Elephants may look prehistoric but they’re sophisticated, says the Duke of Bedford. He spoke to Octavia Pollock.
It was before dawn when the first elephants arrived at Bedfordshire’s Woburn Safari Park in 1997, after travelling for 40 hours from India. For the Duke of Bedford, it was a magical moment: ‘A crane lifted the crates off, we opened the doors and they just walked off, trusting and happy.’
Tarli was born to Damini and Raja in 2014 and ‘aunts’ Yu-Zin and Chandrika ‘all teach manners and reprimand bad behaviour, telling Tarli right from wrong’. They certainly have deep conversations. ‘I hear them talking,’ says the Duke, ‘a great rumbling that goes right through you.’
The females will go for a walk every day, meeting people, showing off their strength and agility. Only Raja lives in a separate enclosure: ‘Bulls aren’t reliable. When they come into musk, they can be dangerous, so we never run the risk.’

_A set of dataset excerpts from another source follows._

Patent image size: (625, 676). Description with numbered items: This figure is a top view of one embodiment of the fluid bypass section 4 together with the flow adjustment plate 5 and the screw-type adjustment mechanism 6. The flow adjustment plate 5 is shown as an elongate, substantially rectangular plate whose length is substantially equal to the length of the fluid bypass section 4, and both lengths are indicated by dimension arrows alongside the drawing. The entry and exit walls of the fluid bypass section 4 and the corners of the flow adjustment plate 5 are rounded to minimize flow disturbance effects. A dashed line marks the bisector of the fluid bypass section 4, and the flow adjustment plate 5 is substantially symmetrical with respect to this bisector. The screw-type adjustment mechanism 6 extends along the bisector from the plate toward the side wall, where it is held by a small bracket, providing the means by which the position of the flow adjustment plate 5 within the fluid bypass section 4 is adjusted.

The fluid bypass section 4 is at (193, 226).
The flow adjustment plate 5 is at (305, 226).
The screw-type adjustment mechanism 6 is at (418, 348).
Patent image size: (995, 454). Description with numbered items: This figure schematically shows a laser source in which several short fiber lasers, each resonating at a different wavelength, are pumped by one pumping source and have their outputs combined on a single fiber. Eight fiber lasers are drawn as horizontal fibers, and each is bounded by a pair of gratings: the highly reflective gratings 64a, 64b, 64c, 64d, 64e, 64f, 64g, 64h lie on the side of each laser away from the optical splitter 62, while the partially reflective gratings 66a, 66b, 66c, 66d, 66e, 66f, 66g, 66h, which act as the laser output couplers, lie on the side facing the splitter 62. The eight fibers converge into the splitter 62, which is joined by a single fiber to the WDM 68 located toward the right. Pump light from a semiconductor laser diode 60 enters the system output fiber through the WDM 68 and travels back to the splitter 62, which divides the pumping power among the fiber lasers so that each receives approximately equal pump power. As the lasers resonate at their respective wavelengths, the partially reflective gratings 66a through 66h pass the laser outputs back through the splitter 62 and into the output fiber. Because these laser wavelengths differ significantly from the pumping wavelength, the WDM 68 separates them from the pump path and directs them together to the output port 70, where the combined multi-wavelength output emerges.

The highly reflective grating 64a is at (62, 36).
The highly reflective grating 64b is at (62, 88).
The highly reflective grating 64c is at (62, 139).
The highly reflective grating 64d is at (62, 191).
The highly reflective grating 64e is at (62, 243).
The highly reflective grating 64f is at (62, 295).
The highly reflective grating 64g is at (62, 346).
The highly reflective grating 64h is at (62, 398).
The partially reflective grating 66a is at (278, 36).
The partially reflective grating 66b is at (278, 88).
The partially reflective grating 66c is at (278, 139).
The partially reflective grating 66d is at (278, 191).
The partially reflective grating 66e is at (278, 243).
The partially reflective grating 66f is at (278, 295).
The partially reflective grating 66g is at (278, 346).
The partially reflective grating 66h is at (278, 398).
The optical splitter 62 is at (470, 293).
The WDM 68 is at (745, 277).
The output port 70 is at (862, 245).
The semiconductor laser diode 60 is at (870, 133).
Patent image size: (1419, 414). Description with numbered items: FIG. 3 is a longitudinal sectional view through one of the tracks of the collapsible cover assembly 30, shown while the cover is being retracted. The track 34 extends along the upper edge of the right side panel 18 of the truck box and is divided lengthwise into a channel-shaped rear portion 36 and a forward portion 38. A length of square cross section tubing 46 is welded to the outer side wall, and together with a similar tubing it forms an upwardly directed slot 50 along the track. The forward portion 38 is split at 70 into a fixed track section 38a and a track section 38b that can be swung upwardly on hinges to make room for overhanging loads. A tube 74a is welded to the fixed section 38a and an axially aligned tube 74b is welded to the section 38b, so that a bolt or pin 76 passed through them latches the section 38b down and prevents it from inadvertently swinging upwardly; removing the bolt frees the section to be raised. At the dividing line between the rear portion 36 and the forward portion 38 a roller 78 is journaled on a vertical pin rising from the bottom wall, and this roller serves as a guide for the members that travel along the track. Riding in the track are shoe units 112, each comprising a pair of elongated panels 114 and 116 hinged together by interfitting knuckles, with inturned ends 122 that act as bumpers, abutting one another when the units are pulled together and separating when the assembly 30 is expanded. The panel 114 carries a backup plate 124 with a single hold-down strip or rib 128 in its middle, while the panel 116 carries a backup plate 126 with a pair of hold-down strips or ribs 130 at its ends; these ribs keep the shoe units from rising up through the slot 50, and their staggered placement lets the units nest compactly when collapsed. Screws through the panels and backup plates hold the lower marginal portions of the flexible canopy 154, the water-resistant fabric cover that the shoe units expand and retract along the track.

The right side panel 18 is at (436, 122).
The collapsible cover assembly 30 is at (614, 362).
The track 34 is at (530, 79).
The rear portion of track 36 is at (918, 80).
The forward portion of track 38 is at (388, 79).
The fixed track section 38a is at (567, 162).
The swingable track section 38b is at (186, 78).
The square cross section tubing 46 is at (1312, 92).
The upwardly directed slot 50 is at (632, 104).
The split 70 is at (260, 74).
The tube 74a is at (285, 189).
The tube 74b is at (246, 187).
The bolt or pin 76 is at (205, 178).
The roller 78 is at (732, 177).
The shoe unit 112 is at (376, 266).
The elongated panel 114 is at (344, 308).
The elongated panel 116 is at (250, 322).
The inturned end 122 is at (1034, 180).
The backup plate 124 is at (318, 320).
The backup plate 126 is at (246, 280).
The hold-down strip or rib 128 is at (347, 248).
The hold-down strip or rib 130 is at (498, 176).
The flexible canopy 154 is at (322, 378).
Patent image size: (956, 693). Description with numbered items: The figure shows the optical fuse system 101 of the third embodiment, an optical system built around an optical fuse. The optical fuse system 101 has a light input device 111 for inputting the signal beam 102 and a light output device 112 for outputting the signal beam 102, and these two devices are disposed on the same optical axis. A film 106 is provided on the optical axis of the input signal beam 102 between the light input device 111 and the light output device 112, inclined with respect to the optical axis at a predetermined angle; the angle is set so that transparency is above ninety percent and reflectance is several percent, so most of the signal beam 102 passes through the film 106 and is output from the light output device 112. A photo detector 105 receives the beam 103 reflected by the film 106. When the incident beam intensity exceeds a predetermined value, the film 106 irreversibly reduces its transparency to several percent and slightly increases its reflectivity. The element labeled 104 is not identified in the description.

Of the female elephants, Damini is the most skittish — ‘she’ll wind the others up’ — but they’re all amenable. When Tarli got herpes, aged four: ‘The team was up with her 24/7 for a month and vets around the world were talking about her. She was stuck with a needle twice a day, which none of us would like, but she was such a good patient. She helped herself get better.’
Indeed, elephants are noted for their intelligence: ‘They may look prehistoric, but they’re sophisticated. We hide food around their enclosure and, if we put medication inside a melon, they’ll stand on it very gently to break it apart and eat it all except the pills.’
For something so huge, it’s strangely easy to lose them when they’re camouflaged against tree trunks. ‘You can be 50 yards away and not know they’re there until they rip off a branch to eat,’ notes the Duke.
‘Their feet are like incredibly soft leather and they walk gently, like a big cat, so you can hardly hear them coming. They’re bulky, but not clumsy.’